|Forum Home > General Discussion > Vet Advocates Slam Potential TRICARE Cost Increase|
May 13, 2012
Military.com|by Bryant Jordan
Any move by Congress to tie military retiree healthcare costs to a veteran’s rank is nothing less than discrimination, the head of a major veterans service organization said Saturday.
“What they want to do is discriminate against military people and say if you serve longer you have to pay more for health care, if you’re more successful you have to pay more. That’s discrimination,” said retired Vice Adm. Norb Ryan Jr., president of the Military Officers Association of America. He spoke on a panel before a gathering of more than 100 military bloggers at Military.com’s annual Milblog Conference.
Ryan said military retirees have already paid in years of sacrifice and service.

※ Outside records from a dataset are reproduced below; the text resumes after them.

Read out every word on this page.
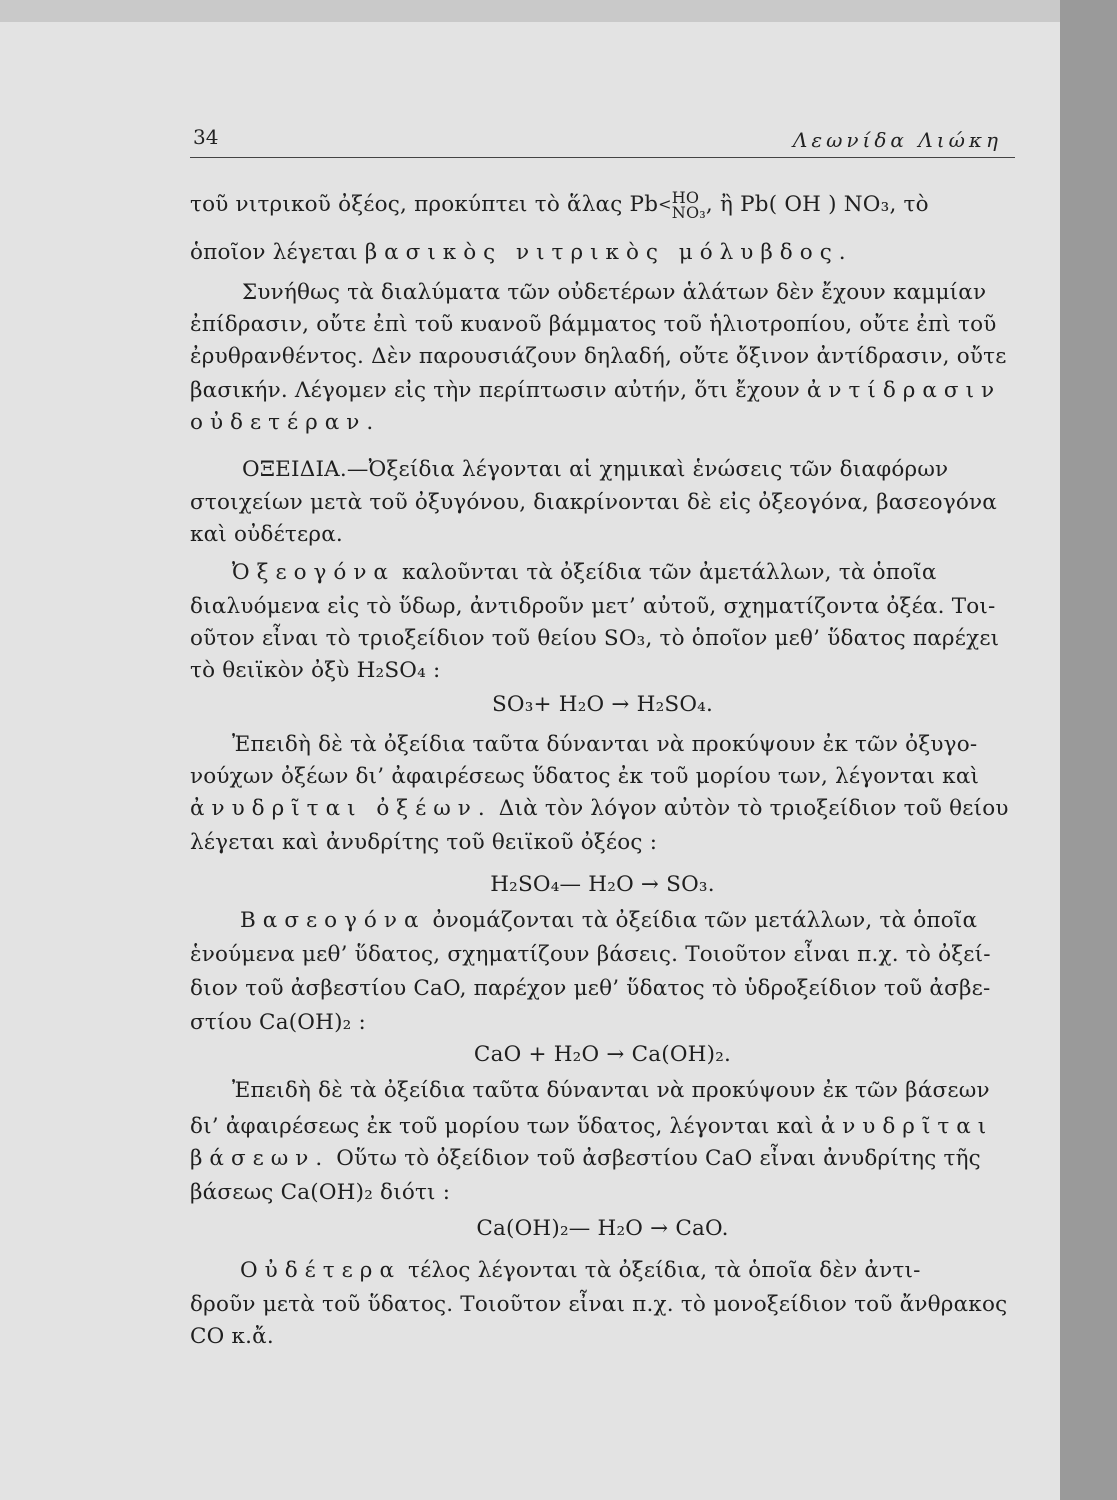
34	Λεωνίδα Λιώκη
τοῦ νιτρικοῦ ὀξέος, προκύπτει τὸ ἅλας Pb<HO
NO₃, ἢ Pb( OH ) NO₃, τὸ
ὁποῖον λέγεται βασικὸς νιτρικὸς μόλυβδος.
Συνήθως τὰ διαλύματα τῶν οὐδετέρων ἁλάτων δὲν ἔχουν καμμίαν
ἐπίδρασιν, οὔτε ἐπὶ τοῦ κυανοῦ βάμματος τοῦ ἡλιοτροπίου, οὔτε ἐπὶ τοῦ
ἐρυθρανθέντος. Δὲν παρουσιάζουν δηλαδή, οὔτε ὄξινον ἀντίδρασιν, οὔτε
βασικήν. Λέγομεν εἰς τὴν περίπτωσιν αὐτήν, ὅτι ἔχουν ἀντίδρασιν
οὐδετέραν.
ΟΞΕΙΔΙΑ.—Ὀξείδια λέγονται αἱ χημικαὶ ἑνώσεις τῶν διαφόρων
στοιχείων μετὰ τοῦ ὀξυγόνου, διακρίνονται δὲ εἰς ὀξεογόνα, βασεογόνα
καὶ οὐδέτερα.
Ὀξεογόνα καλοῦνται τὰ ὀξείδια τῶν ἀμετάλλων, τὰ ὁποῖα
διαλυόμενα εἰς τὸ ὕδωρ, ἀντιδροῦν μετ’ αὐτοῦ, σχηματίζοντα ὀξέα. Τοι-
οῦτον εἶναι τὸ τριοξείδιον τοῦ θείου SO₃, τὸ ὁποῖον μεθ’ ὕδατος παρέχει
τὸ θειϊκὸν ὀξὺ H₂SO₄ :
SO₃+ H₂O → H₂SO₄.
Ἐπειδὴ δὲ τὰ ὀξείδια ταῦτα δύνανται νὰ προκύψουν ἐκ τῶν ὀξυγο-
νούχων ὀξέων δι’ ἀφαιρέσεως ὕδατος ἐκ τοῦ μορίου των, λέγονται καὶ
ἀνυδρῖται ὀξέων. Διὰ τὸν λόγον αὐτὸν τὸ τριοξείδιον τοῦ θείου
λέγεται καὶ ἀνυδρίτης τοῦ θειϊκοῦ ὀξέος :
H₂SO₄— H₂O → SO₃.
Βασεογόνα ὀνομάζονται τὰ ὀξείδια τῶν μετάλλων, τὰ ὁποῖα
ἑνούμενα μεθ’ ὕδατος, σχηματίζουν βάσεις. Τοιοῦτον εἶναι π.χ. τὸ ὀξεί-
διον τοῦ ἀσβεστίου CaO, παρέχον μεθ’ ὕδατος τὸ ὑδροξείδιον τοῦ ἀσβε-
στίου Ca(OH)₂ :
CaO + H₂O → Ca(OH)₂.
Ἐπειδὴ δὲ τὰ ὀξείδια ταῦτα δύνανται νὰ προκύψουν ἐκ τῶν βάσεων
δι’ ἀφαιρέσεως ἐκ τοῦ μορίου των ὕδατος, λέγονται καὶ ἀνυδρῖται
βάσεων. Οὕτω τὸ ὀξείδιον τοῦ ἀσβεστίου CaO εἶναι ἀνυδρίτης τῆς
βάσεως Ca(OH)₂ διότι :
Ca(OH)₂— H₂O → CaO.
Οὐδέτερα τέλος λέγονται τὰ ὀξείδια, τὰ ὁποῖα δὲν ἀντι-
δροῦν μετὰ τοῦ ὕδατος. Τοιοῦτον εἶναι π.χ. τὸ μονοξείδιον τοῦ ἄνθρακος
CO κ.ἄ.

Ryan was one of four veterans advocates taking part in the discussion on benefits moderated by Rick Maze, longtime Capitol Hill reporter for the Military Times newspapers. Maze framed the opening of the discussion by pointing out that the current charge to raise TRICARE out-of-pocket fees on retirees to save money is being led largely by the Pentagon.
Defense Secretary Leon Panetta warned Congress recently that the skyrocketing costs of personnel – which includes retiree healthcare – poses a threat to national security as it eats up an increasing portion of the DoD budget.
A letter signed by flag and general officers, including the Chairman of the Joint Chiefs of Staff Gen. Martin Dempsey, made the same point.
Chazz Pratt, military veterans community manager for USAA, said the proposed recommendations show that the government is not keeping its word to the country’s veterans.
“I believe that a promise made needs to be a promise kept,” he said.
Pentagon officials backing higher fees and means-testing of fees say it’s a matter of “shared sacrifice.” Congress is already talking about bringing down the deficit through belt-tightening in other areas, with most Republicans and some Democrats seriously looking at cuts or changes to traditionally sacrosanct programs such as Social Security and Medicare.
“Our association and most of the veterans I talk to want to be part of the solution to our economy and deficit,” Ryan said. “But we don’t want to be taken advantage of.”
Tom Tarantino, former Army captain and now legislative director for Iraq and Afghan Veterans of America, maintains that upping the costs of retiree healthcare should not be considered a matter of shared sacrifice.
Regardless of other economic factors, anything that would adversely affect any veteran and retiree programs should never be put on the negotiating table, he said.
“They’re not benefits. They’re not entitlement programs. It’s not like this is something we’re doing [as a country] to help somebody out,” Tarantino said. “It’s something you’ve earned through your service. It’s part of the compensation package you get for putting your life on the line.”